I just got some ONR from a different supplier (reliable).

It's been a while since I bought some and this one looks (deeper blue) and smells different (fruitier). My last ONR had New Formula sticker, as has this one.

My question - has it's been changed again/recently? (with an even newer 'new formula')

God I hope this make sense.

As ever, thanks in advance.


----------



## lowejackson (Feb 23, 2006)

My understanding is the last big change in ONR occurred in 2012, there might have been some minor tweaks to the formula but I cannot think of any posts which talked about this.
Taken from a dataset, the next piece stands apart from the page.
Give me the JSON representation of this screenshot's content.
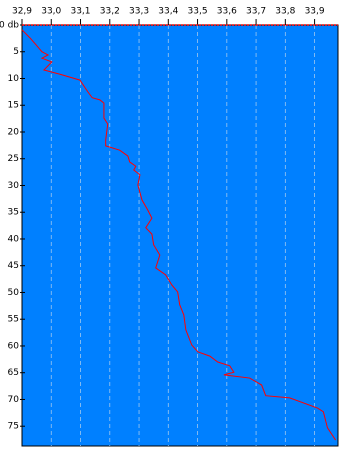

I still have the older version so cannot really say anything about the colour or smell.


----------



## S63 (Jan 5, 2007)

Yes the colour and odour did change very slightly with version 2.


----------



## Lowiepete (Mar 29, 2009)

S63 said:


> Yes the colour and odour did change very slightly with version 2.


The 2012 Version takes it to #3...

Despite popular belief that it might have only just landed from a place beyond
Mars, ONR has been around quite a few years now. 

Regards,
Steve


----------



## lowejackson (Feb 23, 2006)

Lowiepete said:


> ....
> 
> Despite popular belief that it might have only just landed from a place beyond
> Mars, ONR has been around quite a few years now.
> ...


Steve, you may have a better idea than I do but I think ONR was released in early 2006 or maybe late 2005


----------



## S63 (Jan 5, 2007)

Lowiepete said:


> The 2012 Version takes it to #3...
> 
> Despite popular belief that it might have only just landed from a place beyond
> Mars, ONR has been around quite a few years now.
> ...


Whatever version it was in 2012 ...it changed..as one would expect.:thumb:


----------



## lucky_paddy (Feb 14, 2010)

Hi, as an extra question to ONR experts, have you tried the Wash+Wax version and if so how do you rate it?


----------



## lowejackson (Feb 23, 2006)

lucky_paddy said:


> Hi, as an extra question to ONR experts, have you tried the Wash+Wax version and if so how do you rate it?


Not tried it as perfectly happy with the basic ONR. Feedback from Autogeeks etc say it is a nice one step product. It would obviously limit what can be used after ONR+Wax but maybe for some the lack of options is useful.


----------